= Anglican Bishop of Zanzibar =

The Bishop of Zanzibar is the Diocesan of an island diocese in the Anglican Church of Tanzania. Its current bishop is Michael Hafidh. The bishop's seat is Christ Church, Zanzibar, the Anglican cathedral in Stone Town, Zanzibar, Tanzania.

==Bishops==
Bishops of Zanzibar
- 1892 – 7 May 1894 (d.): Charles Smythies (previously Bishop in Central Africa until that See was split)
- 1895 – 1901 (res.): William Richardson
- 1901 – 1908 (res.): John Hine (translated from Likoma and to Northern Rhodesia
- 18 October 1908 – 2 November 1924 (d.): Frank Weston
- 1925 – 1943 (res.): Thomas Birley
- 1943 – 1963: Bill Baker (diocese renamed in 1963 and 1965)
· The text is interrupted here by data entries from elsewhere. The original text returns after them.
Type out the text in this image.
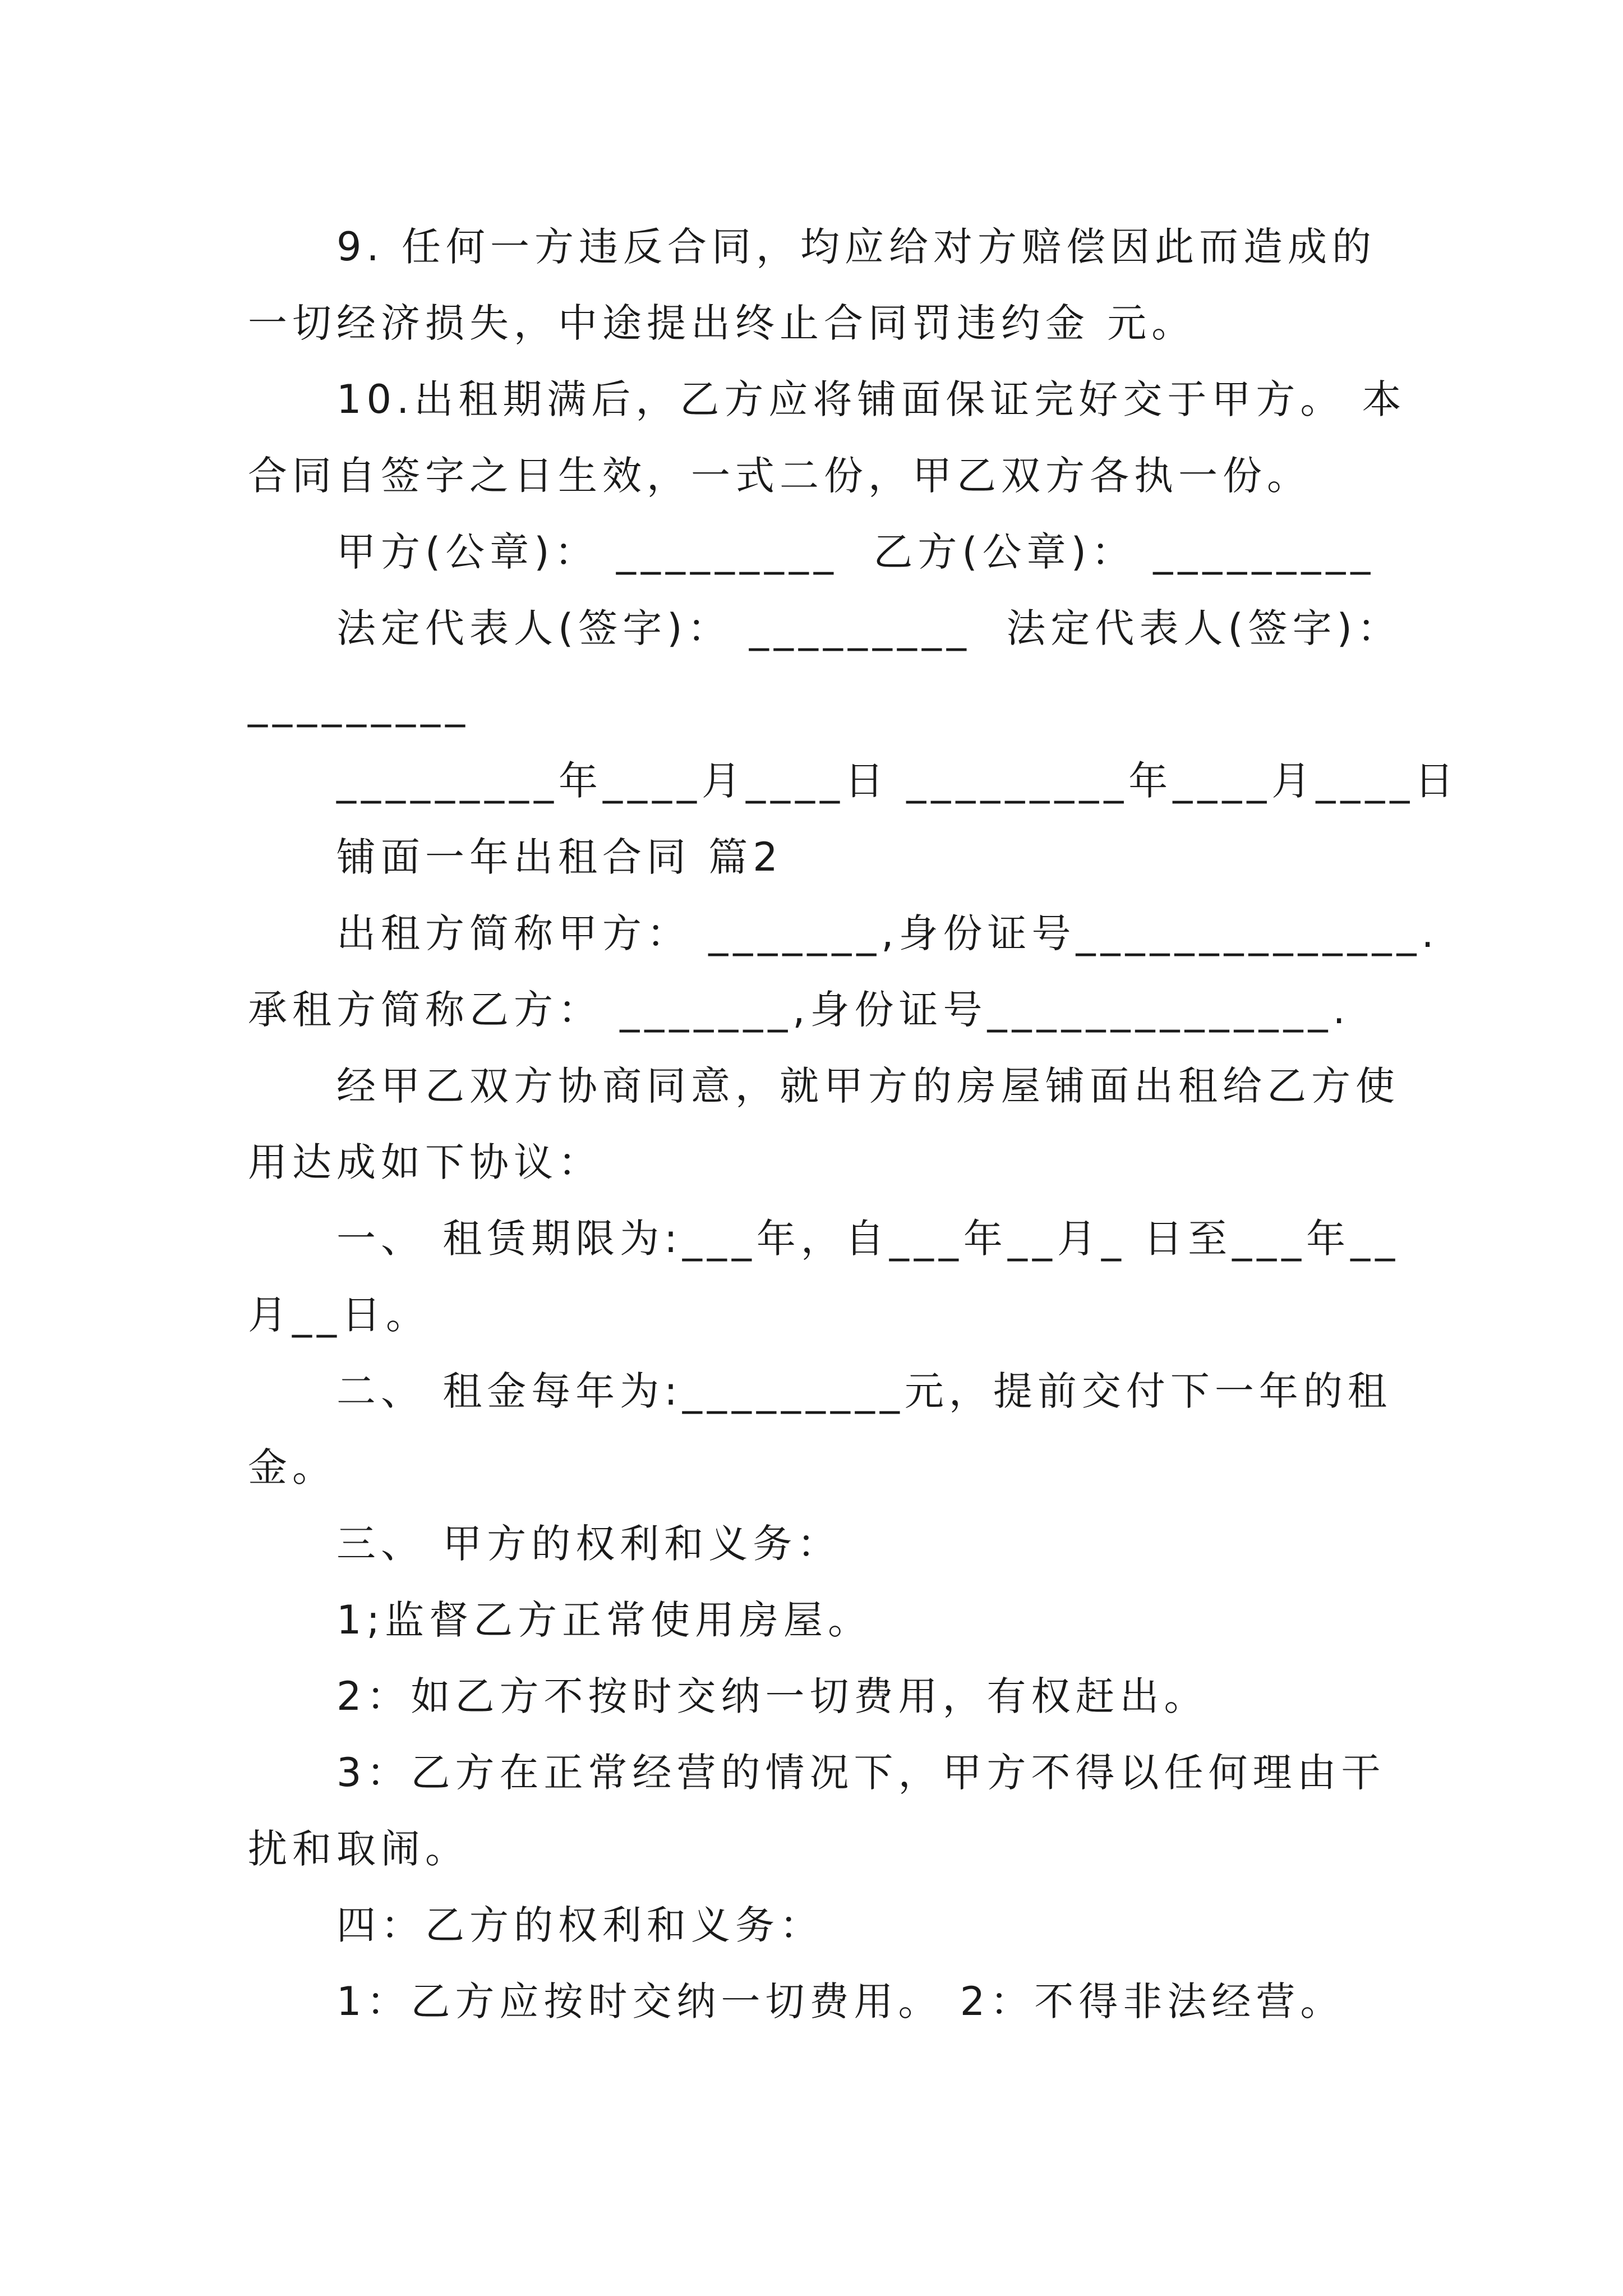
9. 任何一方违反合同，均应给对方赔偿因此而造成的
一切经济损失，中途提出终止合同罚违约金 元。
10.出租期满后，乙方应将铺面保证完好交于甲方。 本
合同自签字之日生效，一式二份，甲乙双方各执一份。
甲方(公章)： _________  乙方(公章)： _________
法定代表人(签字)： _________  法定代表人(签字)：
_________
_________年____月____日 _________年____月____日
铺面一年出租合同 篇2
出租方简称甲方： _______,身份证号______________.
承租方简称乙方： _______,身份证号______________.
经甲乙双方协商同意，就甲方的房屋铺面出租给乙方使
用达成如下协议：
一、 租赁期限为:___年，自___年__月_ 日至___年__
月__日。
二、 租金每年为:_________元，提前交付下一年的租
金。
三、 甲方的权利和义务：
1;监督乙方正常使用房屋。
2：如乙方不按时交纳一切费用，有权赶出。
3：乙方在正常经营的情况下，甲方不得以任何理由干
扰和取闹。
四：乙方的权利和义务：
1：乙方应按时交纳一切费用。 2：不得非法经营。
Though the diocese was renamed "Zanzibar and Dar es Salaam" in 1963, the creation of separate dioceses for Dar es Salaam and for Tanga was already planned. When the Diocese of Dar es Salaam was erected in 1965, this remaining diocese was renamed "Zanzibar and Tanga".
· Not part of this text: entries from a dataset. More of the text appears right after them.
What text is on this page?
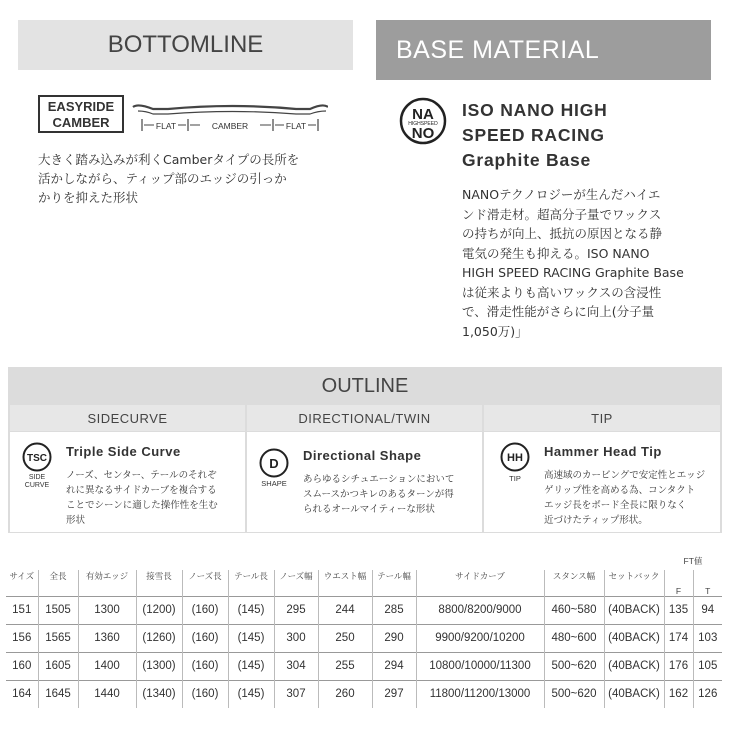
BOTTOMLINE
EASYRIDE
CAMBER	FLAT	CAMBER	FLAT
大きく踏み込みが利くCamberタイプの長所を
活かしながら、ティップ部のエッジの引っか
かりを抑えた形状
BASE MATERIAL
NA
HIGHSPEED
NO
ISO NANO HIGH
SPEED RACING
Graphite Base
NANOテクノロジーが生んだハイエ
ンド滑走材。超高分子量でワックス
の持ちが向上、抵抗の原因となる静
電気の発生も抑える。ISO NANO
HIGH SPEED RACING Graphite Base
は従来よりも高いワックスの含浸性
で、滑走性能がさらに向上(分子量
1,050万)」
OUTLINE
SIDECURVE	DIRECTIONAL/TWIN	TIP
TSC
SIDE
CURVE
Triple Side Curve
ノーズ、センター、テールのそれぞ
れに異なるサイドカーブを複合する
ことでシーンに適した操作性を生む
形状
D
SHAPE
Directional Shape
あらゆるシチュエーションにおいて
スムースかつキレのあるターンが得
られるオールマイティーな形状
HH
TIP
Hammer Head Tip
高速域のカービングで安定性とエッジ
ゲリップ性を高める為、コンタクト
エッジ長をボード全長に限りなく
近づけたティップ形状。
												FT値	
サイズ	全長	有効エッジ	接雪長	ノーズ長	テール長	ノーズ幅	ウエスト幅	テール幅	サイドカーブ	スタンス幅	セットバック	F	T
151	1505	1300	(1200)	(160)	(145)	295	244	285	8800/8200/9000	460~580	(40BACK)	135	94
156	1565	1360	(1260)	(160)	(145)	300	250	290	9900/9200/10200	480~600	(40BACK)	174	103
160	1605	1400	(1300)	(160)	(145)	304	255	294	10800/10000/11300	500~620	(40BACK)	176	105
164	1645	1440	(1340)	(160)	(145)	307	260	297	11800/11200/13000	500~620	(40BACK)	162	126
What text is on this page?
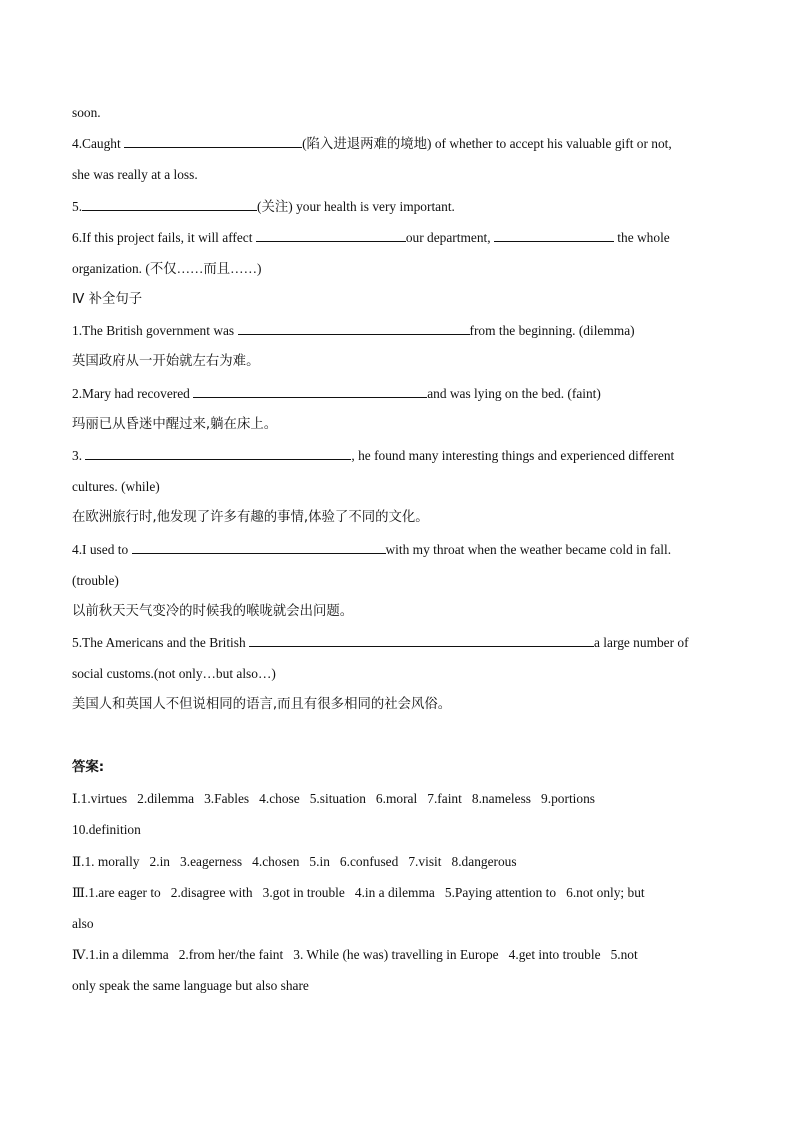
soon.
4.Caught	(陷入进退两难的境地) of whether to accept his valuable gift or not,
she was really at a loss.
5.	(关注) your health is very important.
6.If this project fails, it will affect	our department,	the whole
organization. (不仅……而且……)
Ⅳ 补全句子
1.The British government was	from the beginning. (dilemma)
英国政府从一开始就左右为难。
2.Mary had recovered	and was lying on the bed. (faint)
玛丽已从昏迷中醒过来,躺在床上。
3.	, he found many interesting things and experienced different
cultures. (while)
在欧洲旅行时,他发现了许多有趣的事情,体验了不同的文化。
4.I used to	with my throat when the weather became cold in fall.
(trouble)
以前秋天天气变冷的时候我的喉咙就会出问题。
5.The Americans and the British	a large number of
social customs.(not only…but also…)
美国人和英国人不但说相同的语言,而且有很多相同的社会风俗。
答案:
Ⅰ.1.virtues   2.dilemma   3.Fables   4.chose   5.situation   6.moral   7.faint   8.nameless   9.portions
10.definition
Ⅱ.1. morally   2.in   3.eagerness   4.chosen   5.in   6.confused   7.visit   8.dangerous
Ⅲ.1.are eager to   2.disagree with   3.got in trouble   4.in a dilemma   5.Paying attention to   6.not only; but
also
Ⅳ.1.in a dilemma   2.from her/the faint   3. While (he was) travelling in Europe   4.get into trouble   5.not
only speak the same language but also share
Bishops of Zanzibar and Tanga
- 1963 – 1968 (res.): Bill Baker (Bishop of Zanzibar and Dar es Salaam, 1963–1965; Bishop of Zanzibar and Tanga thereafter; became Assistant Bishop of Liverpool)
- 1968–1980: Yohana Jumaa (consecrated 25 April 1968, by Neil Russell, assistant bishop, at Korogwe)
- 1980 – 2001 (ret.): John Ramadhani
Bishops of Zanzibar
- 2002 – 9 February 2006 (d.): Douglas Toto (Douglas Mathew Toto; consecrated 24 August 2002; died in post)
- 2006 – 2012: vacancy in See
  - 2006 – 2010: Matthew Mhagama, Vicar-General
  - 2010 – 2012: Michael Hafidh, Vicar-General
- 2012 – present: Michael Hafidh (consecrated 15 April 2012, by Valentino Mokiwa, Archbishop of Tanzania)

===Assistant bishops===
On 24 March 1963, three men were consecrated bishops, to serve the diocese in anticipation of a planned three-way split:
- 1963–1965: John Sepeku, assistant bishop in Dar-es-Salaam, became first bishop of the Diocese of Dar es Salaam on 10 July 1965.
- 1963–?: Yohana Lukindo, assistant bishop for the Tanga Region, was born 1921, ordained in 1953 and served as Archdeacon of Korogwe, 1961–63.
- 1963 – 1968 (ret.): Robert Neil Russell (called Neil; died 9 May 1984, Tanzania, aged 78) went to Southern Rhodesia as a missionary in 1933 and later to Tanga. He was consecrated a bishop in March 1963, to serve as an assistant bishop based on Zanzibar Island (Unguja). He retired to his native Scotland in 1968 and joined the Community of the Transfiguration (Scotland), taking charge of Rosslyn Chapel while also serving as an Assistant Bishop of Edinburgh. He returned to Tanzania in 1982 and later died there.